I enjoy being a younger counselor because it’s a really unique role for the high schoolers. While they definitely respect me (which I appreciate so much), I also emphasize to them that I’m still a “teenager” who can relate to them and remember high school trials and stories well. I’ve also made some great friends among the counselors here at Olive Grove. At least half of the staff lives in Turkey as workers. The other half is from Texas (or so it seems)! I enjoy my roommates, who are the other high school girl counselors. I’m even planning a couple of days in Greece with Michelle for our time after camp.
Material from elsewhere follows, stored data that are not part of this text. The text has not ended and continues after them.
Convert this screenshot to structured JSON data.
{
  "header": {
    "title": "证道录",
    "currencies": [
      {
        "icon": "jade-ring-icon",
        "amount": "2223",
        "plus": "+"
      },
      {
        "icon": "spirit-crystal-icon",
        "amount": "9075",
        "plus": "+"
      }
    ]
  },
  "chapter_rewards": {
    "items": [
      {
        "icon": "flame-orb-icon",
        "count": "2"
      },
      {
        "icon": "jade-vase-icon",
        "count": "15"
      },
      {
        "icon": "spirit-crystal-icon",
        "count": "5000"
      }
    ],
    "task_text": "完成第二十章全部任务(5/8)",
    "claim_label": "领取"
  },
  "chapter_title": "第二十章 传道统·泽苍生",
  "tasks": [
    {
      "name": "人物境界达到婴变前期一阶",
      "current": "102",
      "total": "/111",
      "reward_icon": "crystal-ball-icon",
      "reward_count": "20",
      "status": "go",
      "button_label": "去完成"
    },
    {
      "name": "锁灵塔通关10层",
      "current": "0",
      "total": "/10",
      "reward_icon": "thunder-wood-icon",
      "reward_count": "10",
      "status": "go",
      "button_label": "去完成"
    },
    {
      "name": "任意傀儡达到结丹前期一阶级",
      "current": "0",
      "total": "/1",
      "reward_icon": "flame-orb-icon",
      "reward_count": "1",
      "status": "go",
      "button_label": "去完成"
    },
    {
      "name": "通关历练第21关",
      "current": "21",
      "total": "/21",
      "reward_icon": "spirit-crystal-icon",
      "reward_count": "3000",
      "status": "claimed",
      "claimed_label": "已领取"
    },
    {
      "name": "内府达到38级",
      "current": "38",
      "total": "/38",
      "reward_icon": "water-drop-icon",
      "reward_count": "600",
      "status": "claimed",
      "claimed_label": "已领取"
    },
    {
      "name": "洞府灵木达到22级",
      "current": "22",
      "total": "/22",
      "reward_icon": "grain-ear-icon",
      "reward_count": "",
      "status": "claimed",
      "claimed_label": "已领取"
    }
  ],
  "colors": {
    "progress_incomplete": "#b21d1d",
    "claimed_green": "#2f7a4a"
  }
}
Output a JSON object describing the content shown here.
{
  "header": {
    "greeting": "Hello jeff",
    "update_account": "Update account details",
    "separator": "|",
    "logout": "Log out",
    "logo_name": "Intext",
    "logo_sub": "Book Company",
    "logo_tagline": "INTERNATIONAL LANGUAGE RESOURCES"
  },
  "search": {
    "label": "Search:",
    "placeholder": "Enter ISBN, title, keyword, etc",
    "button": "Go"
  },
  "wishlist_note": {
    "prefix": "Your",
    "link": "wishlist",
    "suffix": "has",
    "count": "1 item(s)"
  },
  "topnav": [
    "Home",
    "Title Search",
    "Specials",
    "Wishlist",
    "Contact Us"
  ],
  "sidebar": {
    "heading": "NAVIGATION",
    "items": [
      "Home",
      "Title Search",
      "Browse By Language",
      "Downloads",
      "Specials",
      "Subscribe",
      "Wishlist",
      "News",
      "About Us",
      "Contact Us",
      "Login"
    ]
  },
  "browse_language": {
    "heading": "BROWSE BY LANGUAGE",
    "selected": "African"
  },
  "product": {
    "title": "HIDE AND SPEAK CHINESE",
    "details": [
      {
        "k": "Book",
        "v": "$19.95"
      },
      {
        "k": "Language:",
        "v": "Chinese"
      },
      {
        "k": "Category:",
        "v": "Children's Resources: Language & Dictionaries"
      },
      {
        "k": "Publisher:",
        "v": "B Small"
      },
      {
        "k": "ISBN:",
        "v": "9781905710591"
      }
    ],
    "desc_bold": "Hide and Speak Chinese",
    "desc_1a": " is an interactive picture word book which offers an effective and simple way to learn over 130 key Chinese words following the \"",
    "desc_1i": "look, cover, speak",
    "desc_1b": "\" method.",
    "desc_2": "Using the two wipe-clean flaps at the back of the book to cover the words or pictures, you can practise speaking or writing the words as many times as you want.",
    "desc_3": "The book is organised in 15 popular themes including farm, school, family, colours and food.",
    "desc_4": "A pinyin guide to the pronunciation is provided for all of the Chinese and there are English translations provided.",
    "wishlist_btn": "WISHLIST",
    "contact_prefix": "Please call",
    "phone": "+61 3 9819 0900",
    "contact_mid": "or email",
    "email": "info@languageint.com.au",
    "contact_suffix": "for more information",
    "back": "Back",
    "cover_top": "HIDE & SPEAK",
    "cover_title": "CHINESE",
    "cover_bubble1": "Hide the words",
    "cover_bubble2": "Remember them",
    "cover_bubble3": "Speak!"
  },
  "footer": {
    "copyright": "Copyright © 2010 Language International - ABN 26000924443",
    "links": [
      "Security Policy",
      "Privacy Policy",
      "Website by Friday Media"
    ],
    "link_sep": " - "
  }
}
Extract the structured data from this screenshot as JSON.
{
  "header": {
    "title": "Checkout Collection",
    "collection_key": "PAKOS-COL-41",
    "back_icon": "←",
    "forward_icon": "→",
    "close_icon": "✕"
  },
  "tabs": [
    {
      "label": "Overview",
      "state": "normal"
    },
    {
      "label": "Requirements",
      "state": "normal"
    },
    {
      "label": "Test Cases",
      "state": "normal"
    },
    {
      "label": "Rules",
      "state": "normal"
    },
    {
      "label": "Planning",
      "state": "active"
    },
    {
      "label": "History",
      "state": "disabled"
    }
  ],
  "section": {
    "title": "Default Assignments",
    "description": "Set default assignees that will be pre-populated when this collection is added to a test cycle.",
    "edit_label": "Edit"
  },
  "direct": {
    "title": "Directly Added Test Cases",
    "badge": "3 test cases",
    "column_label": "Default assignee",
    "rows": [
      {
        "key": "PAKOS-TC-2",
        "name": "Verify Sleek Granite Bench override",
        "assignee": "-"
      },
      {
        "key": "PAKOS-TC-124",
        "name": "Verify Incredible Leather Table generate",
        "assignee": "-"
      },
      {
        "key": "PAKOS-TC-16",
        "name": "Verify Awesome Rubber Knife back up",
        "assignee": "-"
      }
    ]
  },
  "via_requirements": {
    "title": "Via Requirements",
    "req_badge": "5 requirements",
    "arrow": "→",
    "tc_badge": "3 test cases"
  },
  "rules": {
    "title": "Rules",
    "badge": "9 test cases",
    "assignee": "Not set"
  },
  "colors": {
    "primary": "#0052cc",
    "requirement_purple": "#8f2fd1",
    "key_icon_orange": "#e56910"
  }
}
Working with TCKs has been such an enlightening experience for me. A theme I’ve seen developing with my girls is a sense of minority (or even loneliness) in their towns. Christian friends, especially of a similar age, are very hard to come by in Turkey. Though this is something I’ve known, I’ve not before considered how much of a role this lifestyle of small community plays into the lives of TCKs.
Last night, I was able to give a talk on responsibility (the virtue of wisdom we’re studying today) to the 7th-12th graders. I included a lot of personal stories as I ventured into explaining what holistic responsibility is. I talked about physical, emotional, spiritual, and mental responsibility. I included stories of Dillon, Anna, Laura, Mom and Dad, Nathan, and myself in my lesson… so if any of you are reading, thanks for the examples of responsibility you are to me! TCKs in Turkey definitely benefited from your influence on my life last night.
I’ve only been in Turkey for one week, but it feels as if it’s been a month! I miss milk, ice, and flushing toilet paper down the toilet, but other than that, Turkey is far too beautiful to mention any serious complaints. We eat melon with every meal, have the best fresh bread delivered to our Pansiyon daily, and are treated to something authentically Turkish every evening for dinner. I’ll have to cook a big Turkish dinner for y’all (I mentioned all the Texans, right?) when I get home.